Les années 1980, entre reconnaissance et affirmation
Après plusieurs rôles au cinéma, Jodie Foster confirme son talent avec Les Accusés (The Accused), sorti en 1988. Elle y incarne une jeune femme victime d’une agression sexuelle qui décide de porter plainte malgré les pressions. Son interprétation, saluée pour sa justesse et son intensité, lui vaut l’Oscar de la meilleure actrice en 1989.
Cette récompense marque une nouvelle étape dans sa carrière. Désormais reconnue comme l’une des grandes comédiennes américaines, elle privilégie des personnages complexes et des scénarios exigeants.
Le triomphe du Silence des agneaux
En 1991, Jodie Foster retrouve les sommets avec Le Silence des agneaux (The Silence of the Lambs). Sous la direction de Jonathan Demme, elle prête ses traits à Clarice Starling, jeune agente du FBI chargée d’interroger le redoutable Hannibal Lecter, interprété par Anthony Hopkins.
Le film remporte un immense succès international. Lors de la cérémonie des Oscars de 1992, il décroche les cinq récompenses majeures : meilleur film, meilleur réalisateur, meilleur acteur, meilleure actrice et meilleur scénario adapté. Grâce à cette performance, Jodie Foster reçoit son deuxième Oscar de la meilleure actrice, seulement trois ans après le premier. Encore aujourd’hui, Le Silence des agneaux demeure l’un des thrillers les plus influents de l’histoire du cinéma.
Une carrière riche en rôles marquants
Au cours des années suivantes, Jodie Foster diversifie ses choix artistiques. Elle joue dans Sommersby (1993), Maverick(1994), Nell (1994), qui lui vaut une nouvelle nomination aux Oscars, puis Contact (1997), adaptation du roman de Carl Sagan réalisée par Robert Zemeckis.
En 2002, elle partage l’affiche de Panic Room avec Kristen Stewart, sous la direction de David Fincher. Le film confirme son statut d’actrice capable de porter aussi bien des drames psychologiques que des thrillers à grand spectacle.

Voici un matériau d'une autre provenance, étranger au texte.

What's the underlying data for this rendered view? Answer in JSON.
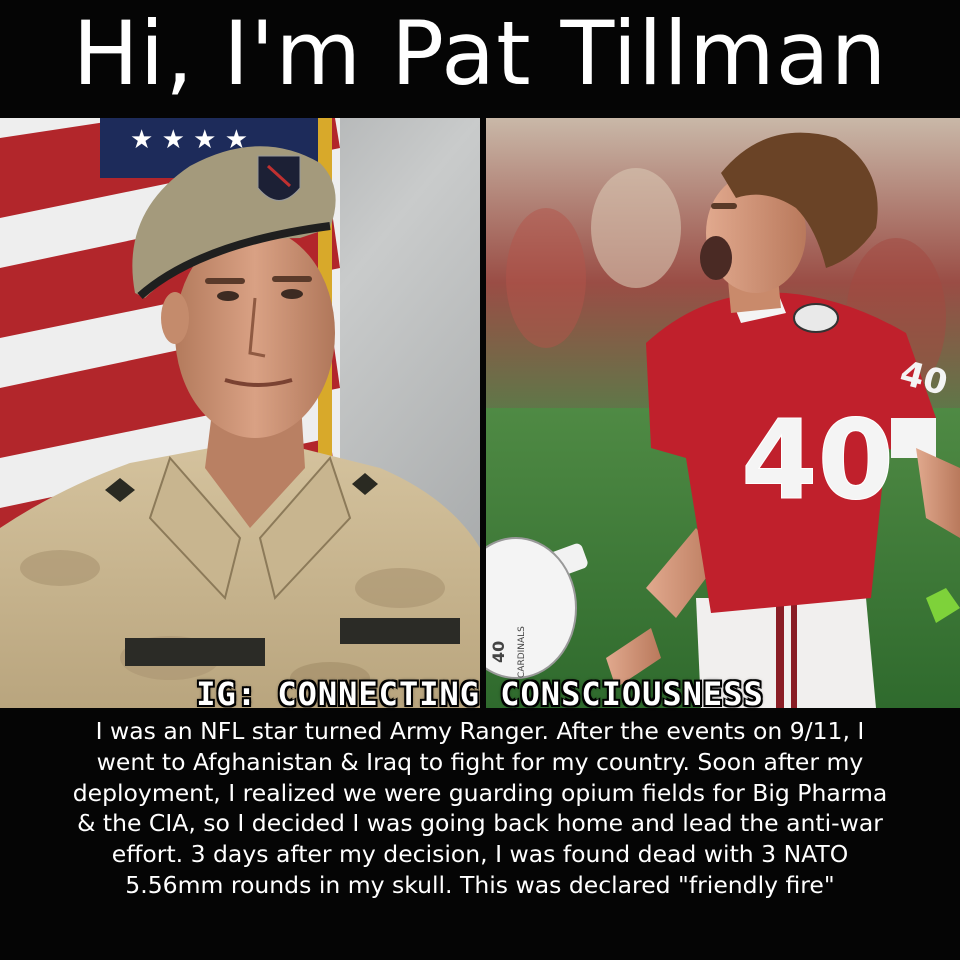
{
  "header": {
    "title": "Hi, I'm Pat Tillman"
  },
  "photos": {
    "left": {
      "subject": "soldier-portrait"
    },
    "right": {
      "subject": "football-player",
      "jersey_number": "40",
      "sleeve_number": "40",
      "helmet_text": "CARDINALS",
      "helmet_number": "40"
    }
  },
  "watermark": {
    "text": "IG: CONNECTING CONSCIOUSNESS"
  },
  "caption": {
    "lines": [
      "I was an NFL star turned Army Ranger. After the events on 9/11, I",
      "went to Afghanistan & Iraq to fight for my country. Soon after my",
      "deployment, I realized we were guarding opium fields for Big Pharma",
      "& the CIA, so I decided I was going back home and lead the anti-war",
      "effort. 3 days after my decision, I was found dead with 3 NATO",
      "5.56mm rounds in my skull. This was declared \"friendly fire\""
    ]
  },
  "colors": {
    "background": "#050505",
    "text": "#ffffff",
    "jersey_red": "#c0202c",
    "grass": "#3f7a3a",
    "beret": "#a49a7c",
    "camo": "#cbb893"
  }
}
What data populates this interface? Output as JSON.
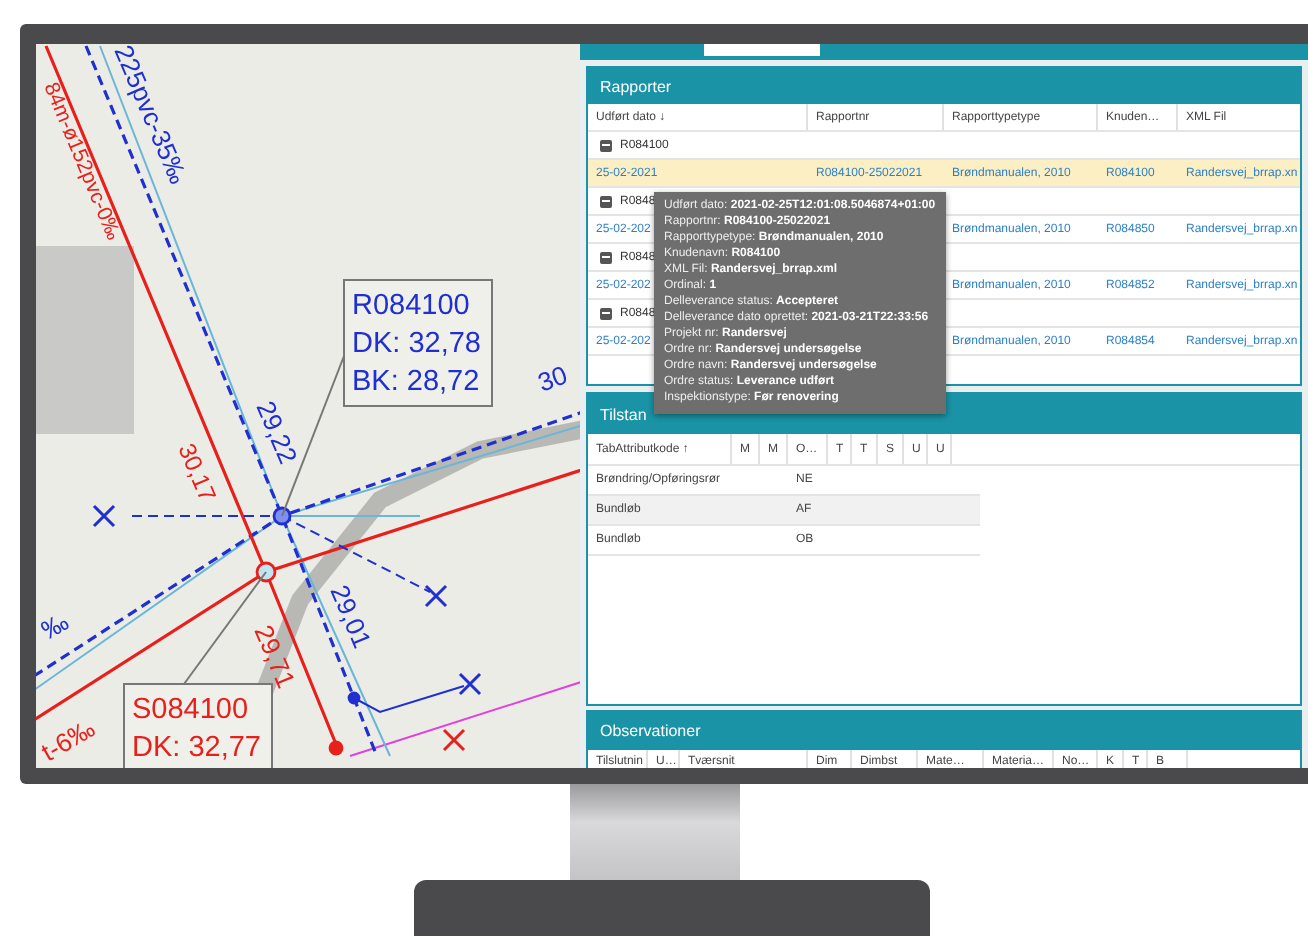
{
  "map": {
    "labels": [
      {
        "text": "84m-ø152pvc-0‰",
        "color": "#e8201c"
      },
      {
        "text": "225pvc-35‰",
        "color": "#1f2fd0"
      },
      {
        "text": "29,22",
        "color": "#1f2fd0"
      },
      {
        "text": "30,17",
        "color": "#e8201c"
      },
      {
        "text": "29,01",
        "color": "#1f2fd0"
      },
      {
        "text": "29,71",
        "color": "#e8201c"
      },
      {
        "text": "30",
        "color": "#1f2fd0"
      },
      {
        "text": "t-6‰",
        "color": "#e8201c"
      },
      {
        "text": "‰",
        "color": "#1f2fd0"
      }
    ],
    "callouts": [
      {
        "lines": [
          "R084100",
          "DK: 32,78",
          "BK: 28,72"
        ],
        "color": "#1f2fd0"
      },
      {
        "lines": [
          "S084100",
          "DK: 32,77"
        ],
        "color": "#e8201c"
      }
    ]
  },
  "rapporter": {
    "title": "Rapporter",
    "columns": [
      "Udført dato ↓",
      "Rapportnr",
      "Rapporttypetype",
      "Knuden…",
      "XML Fil"
    ],
    "groups": [
      {
        "label": "R084100",
        "expanded": true,
        "rows": [
          {
            "selected": true,
            "date": "25-02-2021",
            "report_no": "R084100-25022021",
            "report_type": "Brøndmanualen, 2010",
            "node": "R084100",
            "xml": "Randersvej_brrap.xn"
          }
        ]
      },
      {
        "label": "R0848",
        "expanded": true,
        "rows": [
          {
            "selected": false,
            "date": "25-02-202",
            "report_type": "Brøndmanualen, 2010",
            "node": "R084850",
            "xml": "Randersvej_brrap.xn"
          }
        ]
      },
      {
        "label": "R0848",
        "expanded": true,
        "rows": [
          {
            "selected": false,
            "date": "25-02-202",
            "report_type": "Brøndmanualen, 2010",
            "node": "R084852",
            "xml": "Randersvej_brrap.xn"
          }
        ]
      },
      {
        "label": "R0848",
        "expanded": true,
        "rows": [
          {
            "selected": false,
            "date": "25-02-202",
            "report_type": "Brøndmanualen, 2010",
            "node": "R084854",
            "xml": "Randersvej_brrap.xn"
          }
        ]
      }
    ]
  },
  "tooltip": [
    "Udført dato: **2021-02-25T12:01:08.5046874+01:00**",
    "Rapportnr: **R084100-25022021**",
    "Rapporttypetype: **Brøndmanualen, 2010**",
    "Knudenavn: **R084100**",
    "XML Fil: **Randersvej_brrap.xml**",
    "Ordinal: **1**",
    "Delleverance status: **Accepteret**",
    "Delleverance dato oprettet: **2021-03-21T22:33:56**",
    "Projekt nr: **Randersvej**",
    "Ordre nr: **Randersvej undersøgelse**",
    "Ordre navn: **Randersvej undersøgelse**",
    "Ordre status: **Leverance udført**",
    "Inspektionstype: **Før renovering**"
  ],
  "tilstand": {
    "title": "Tilstan",
    "columns": [
      "TabAttributkode ↑",
      "M",
      "M",
      "O…",
      "T",
      "T",
      "S",
      "U",
      "U"
    ],
    "rows": [
      [
        "Brøndring/Opføringsrør",
        "",
        "",
        "NE"
      ],
      [
        "Bundløb",
        "",
        "",
        "AF"
      ],
      [
        "Bundløb",
        "",
        "",
        "OB"
      ]
    ]
  },
  "observationer": {
    "title": "Observationer",
    "columns": [
      "Tilslutnin",
      "U…",
      "Tværsnit",
      "Dim",
      "Dimbst",
      "Mate…",
      "Materia…",
      "No…",
      "K",
      "T",
      "B"
    ]
  }
}
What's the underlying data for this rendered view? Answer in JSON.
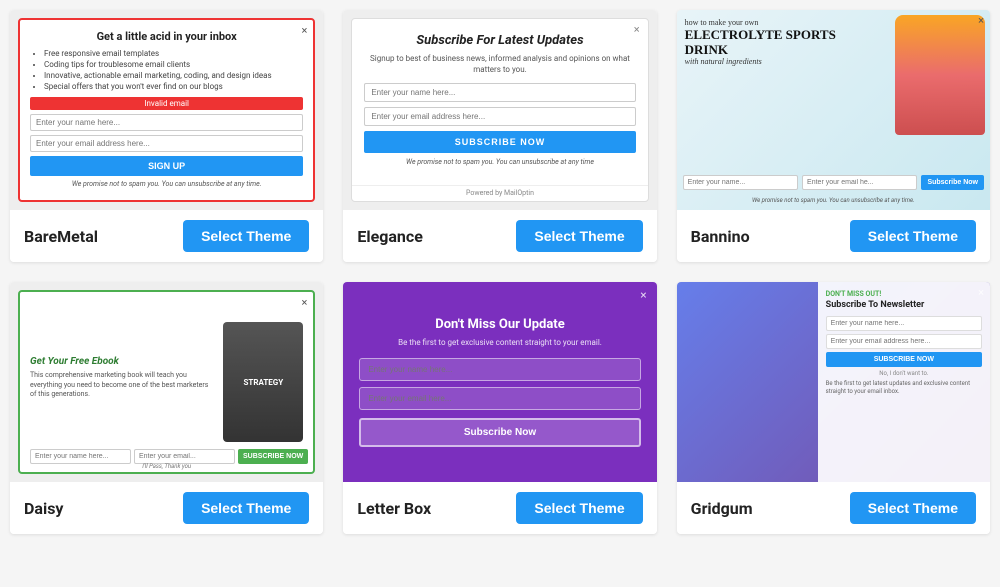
{
  "themes": [
    {
      "id": "baremetal",
      "name": "BareMetal",
      "select_label": "Select Theme",
      "preview": {
        "close": "×",
        "title": "Get a little acid in your inbox",
        "bullets": [
          "Free responsive email templates",
          "Coding tips for troublesome email clients",
          "Innovative, actionable email marketing, coding, and design ideas",
          "Special offers that you won't ever find on our blogs"
        ],
        "invalid_label": "Invalid email",
        "name_placeholder": "Enter your name here...",
        "email_placeholder": "Enter your email address here...",
        "btn_label": "SIGN UP",
        "note": "We promise not to spam you. You can unsubscribe at any time."
      }
    },
    {
      "id": "elegance",
      "name": "Elegance",
      "select_label": "Select Theme",
      "preview": {
        "close": "×",
        "title": "Subscribe For Latest Updates",
        "subtitle": "Signup to best of business news, informed analysis and opinions on what matters to you.",
        "name_placeholder": "Enter your name here...",
        "email_placeholder": "Enter your email address here...",
        "btn_label": "SUBSCRIBE NOW",
        "note": "We promise not to spam you. You can unsubscribe at any time",
        "powered": "Powered by MailOptin"
      }
    },
    {
      "id": "bannino",
      "name": "Bannino",
      "select_label": "Select Theme",
      "preview": {
        "close": "×",
        "small_text": "how to make your own",
        "big_text": "ELECTROLYTE SPORTS DRINK",
        "with_text": "with natural ingredients",
        "name_placeholder": "Enter your name...",
        "email_placeholder": "Enter your email he...",
        "btn_label": "Subscribe Now",
        "note": "We promise not to spam you. You can unsubscribe at any time."
      }
    },
    {
      "id": "daisy",
      "name": "Daisy",
      "select_label": "Select Theme",
      "preview": {
        "close": "×",
        "title": "Get Your Free Ebook",
        "desc": "This comprehensive marketing book will teach you everything you need to become one of the best marketers of this generations.",
        "book_title": "STRATEGY",
        "name_placeholder": "Enter your name here...",
        "email_placeholder": "Enter your email...",
        "btn_label": "SUBSCRIBE NOW",
        "thankyou": "I'll Pass, Thank you"
      }
    },
    {
      "id": "letterbox",
      "name": "Letter Box",
      "select_label": "Select Theme",
      "preview": {
        "close": "×",
        "title": "Don't Miss Our Update",
        "subtitle": "Be the first to get exclusive content straight to your email.",
        "name_placeholder": "Enter your name here...",
        "email_placeholder": "Enter your email here...",
        "btn_label": "Subscribe Now"
      }
    },
    {
      "id": "gridgum",
      "name": "Gridgum",
      "select_label": "Select Theme",
      "preview": {
        "close": "×",
        "dont_miss": "DON'T MISS OUT!",
        "title": "Subscribe To Newsletter",
        "name_placeholder": "Enter your name here...",
        "email_placeholder": "Enter your email address here...",
        "btn_label": "SUBSCRIBE NOW",
        "no_thanks": "No, I don't want to.",
        "bottom_text": "Be the first to get latest updates and exclusive content straight to your email inbox."
      }
    }
  ]
}
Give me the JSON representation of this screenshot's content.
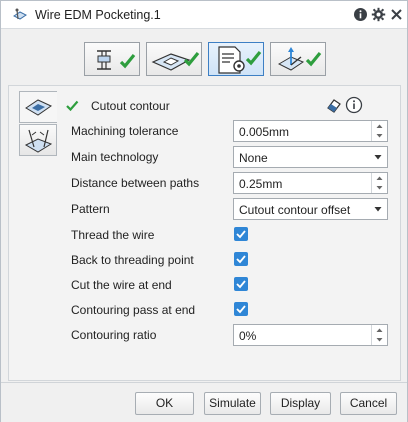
{
  "window": {
    "title": "Wire EDM Pocketing.1",
    "colors": {
      "accent": "#2f86d6",
      "check_green": "#2e9e3e"
    }
  },
  "tabs": [
    {
      "icon": "tool-assembly-icon",
      "done": true,
      "active": false
    },
    {
      "icon": "geometry-part-icon",
      "done": true,
      "active": false
    },
    {
      "icon": "strategy-parameters-icon",
      "done": true,
      "active": true
    },
    {
      "icon": "macro-axis-icon",
      "done": true,
      "active": false
    }
  ],
  "section": {
    "title": "Cutout contour"
  },
  "fields": {
    "machining_tolerance": {
      "label": "Machining tolerance",
      "value": "0.005mm"
    },
    "main_technology": {
      "label": "Main technology",
      "value": "None"
    },
    "distance_between_paths": {
      "label": "Distance between paths",
      "value": "0.25mm"
    },
    "pattern": {
      "label": "Pattern",
      "value": "Cutout contour offset"
    },
    "thread_the_wire": {
      "label": "Thread the wire",
      "checked": true
    },
    "back_to_threading_point": {
      "label": "Back to threading point",
      "checked": true
    },
    "cut_wire_at_end": {
      "label": "Cut the wire at end",
      "checked": true
    },
    "contouring_pass_at_end": {
      "label": "Contouring pass at end",
      "checked": true
    },
    "contouring_ratio": {
      "label": "Contouring ratio",
      "value": "0%"
    }
  },
  "buttons": {
    "ok": "OK",
    "simulate": "Simulate",
    "display": "Display",
    "cancel": "Cancel"
  }
}
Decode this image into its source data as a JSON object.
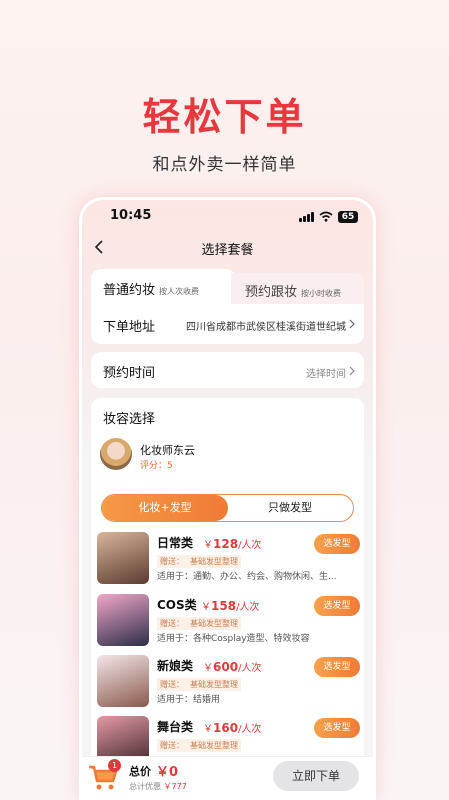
{
  "promo": {
    "headline": "轻松下单",
    "subline": "和点外卖一样简单"
  },
  "status_bar": {
    "time": "10:45",
    "battery": "65"
  },
  "nav": {
    "title": "选择套餐"
  },
  "service_tabs": [
    {
      "label": "普通约妆",
      "sub": "按人次收费",
      "active": true
    },
    {
      "label": "预约跟妆",
      "sub": "按小时收费",
      "active": false
    }
  ],
  "address": {
    "label": "下单地址",
    "value": "四川省成都市武侯区桂溪街道世纪城"
  },
  "booking_time": {
    "label": "预约时间",
    "value": "选择时间"
  },
  "makeup": {
    "title": "妆容选择",
    "artist": {
      "name": "化妆师东云",
      "score": "评分：5"
    },
    "toggle": {
      "active": "化妆+发型",
      "other": "只做发型"
    },
    "packages": [
      {
        "name": "日常类",
        "price": "128",
        "currency": "￥",
        "unit": "/人次",
        "gift_label": "赠送：",
        "gift": "基础发型整理",
        "usage": "适用于：通勤、办公、约会、购物休闲、生...",
        "button": "选发型",
        "colors": [
          "#d9b59c",
          "#5b3b2e"
        ]
      },
      {
        "name": "COS类",
        "price": "158",
        "currency": "￥",
        "unit": "/人次",
        "gift_label": "赠送：",
        "gift": "基础发型整理",
        "usage": "适用于：各种Cosplay造型、特效妆容",
        "button": "选发型",
        "colors": [
          "#f3a8c8",
          "#2b2d4a"
        ]
      },
      {
        "name": "新娘类",
        "price": "600",
        "currency": "￥",
        "unit": "/人次",
        "gift_label": "赠送：",
        "gift": "基础发型整理",
        "usage": "适用于：结婚用",
        "button": "选发型",
        "colors": [
          "#f4e6e8",
          "#8a5a4e"
        ]
      },
      {
        "name": "舞台类",
        "price": "160",
        "currency": "￥",
        "unit": "/人次",
        "gift_label": "赠送：",
        "gift": "基础发型整理",
        "usage": "",
        "button": "选发型",
        "colors": [
          "#e39aa7",
          "#3a2225"
        ]
      }
    ]
  },
  "cart": {
    "badge": "1",
    "total_label": "总价",
    "total_price": "￥0",
    "discount_label": "总计优惠",
    "discount_value": "￥777",
    "order_button": "立即下单"
  },
  "theme": {
    "accent": "#e8383e",
    "orange": "#f07a37"
  }
}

Par la suite, elle apparaît notamment dans Flightplan (2005), Inside Man (2006) de Spike Lee, À vif (The Brave One, 2007) et Carnage (2011) de Roman Polanski. Chacune de ces interprétations témoigne de sa capacité à incarner des personnages déterminés, souvent confrontés à des dilemmes moraux.
Une réalisatrice reconnue
Parallèlement à sa carrière d’actrice, Jodie Foster passe derrière la caméra. En 1991, elle réalise Le Petit Homme (Little Man Tate), son premier long métrage. Elle poursuit ensuite avec Week-end en famille (Home for the Holidays, 1995), Le Complexe du castor (The Beaver, 2011) et Money Monster (2016), porté par George Clooney et Julia Roberts. En plus du cinéma, elle réalise plusieurs épisodes de séries prestigieuses, dont Orange Is the New Black, House of Cardset Black Mirror. Cette activité confirme son intérêt pour la mise en scène et son regard exigeant sur les récits contemporains.